MOST EDUCATED, LEAST POLITICALLY EXPERIENCED CONGRESS

Writing one of a series of FixGov blog posts about Congress in 2019, authors Casey Burgat and Charles Hunt observe that “the incoming freshman class is notable not just because of their demographics, but also because of the types of experience and expertise they’re bringing to Congress.” It is the most educated Congress, with 72 percent of the House possessing a graduate degree, but has the fewest number of new members with state- or local-level political experience.

Chart showing a dip in prior elected experience in 116th Congress and a rise in educational attainment.

CHALLENGES FOR THE NEW CONGRESS

In another post for the Congress in 2019 series, Senior Fellow Elaine Kamarck reviews two recent papers on the economic divide in America. She writes that the “new Democratic Congress needs to continue to protect the social safety net and perhaps patch some of the holes in it.
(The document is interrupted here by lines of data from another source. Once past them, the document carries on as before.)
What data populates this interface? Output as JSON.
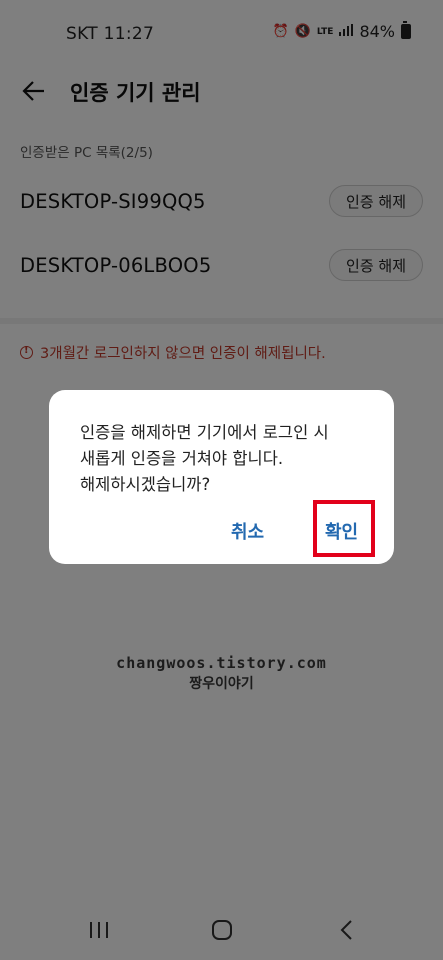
{
  "status_bar": {
    "carrier": "SKT",
    "time": "11:27",
    "lte": "LTE",
    "battery": "84%",
    "icons": [
      "alarm-icon",
      "mute-icon",
      "lte-icon",
      "signal-icon",
      "battery-icon"
    ]
  },
  "header": {
    "title": "인증 기기 관리",
    "back_icon": "arrow-left-icon"
  },
  "section": {
    "label": "인증받은 PC 목록(2/5)"
  },
  "devices": [
    {
      "name": "DESKTOP-SI99QQ5",
      "action": "인증 해제"
    },
    {
      "name": "DESKTOP-06LBOO5",
      "action": "인증 해제"
    }
  ],
  "warning": {
    "text": "3개월간 로그인하지 않으면 인증이 해제됩니다.",
    "icon": "warning-icon",
    "color": "#c0392b"
  },
  "dialog": {
    "message_lines": [
      "인증을 해제하면 기기에서 로그인 시",
      "새롭게 인증을 거쳐야 합니다.",
      "해제하시겠습니까?"
    ],
    "cancel": "취소",
    "confirm": "확인",
    "button_color": "#2369b0",
    "highlight_color": "#e2001a"
  },
  "watermark": {
    "line1": "changwoos.tistory.com",
    "line2": "짱우이야기"
  },
  "nav_bar": {
    "icons": [
      "recent-apps-icon",
      "home-icon",
      "back-icon"
    ]
  }
}
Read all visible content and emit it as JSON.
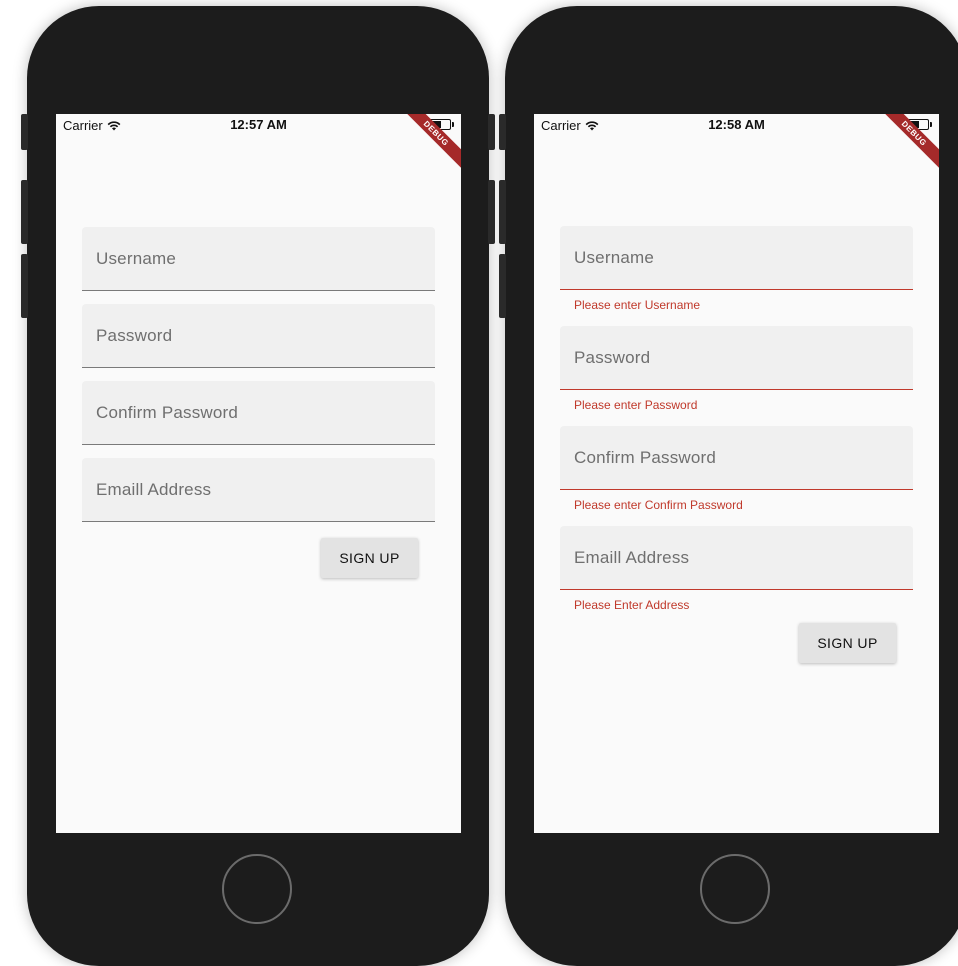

But they can’t build themselves back into a majority party unless they work to help the people who are stuck in the places left behind.”

Visit the entire series here.

Figure 3: Employment by community type size

 

LOWEST US POPULATION GROWTH SINCE 1937

Senior Fellow William Frey reviews new Census estimates on population change that show the national rate of population growth last year of 0.62 percent is the lowest it’s been since 1937. “While some of these downward demographic trends reflect the delayed impact of the Great Recession,” Frey writes, “the aging American population is the broader cause, a factor that the nation will have to cope with for years and decades to come.”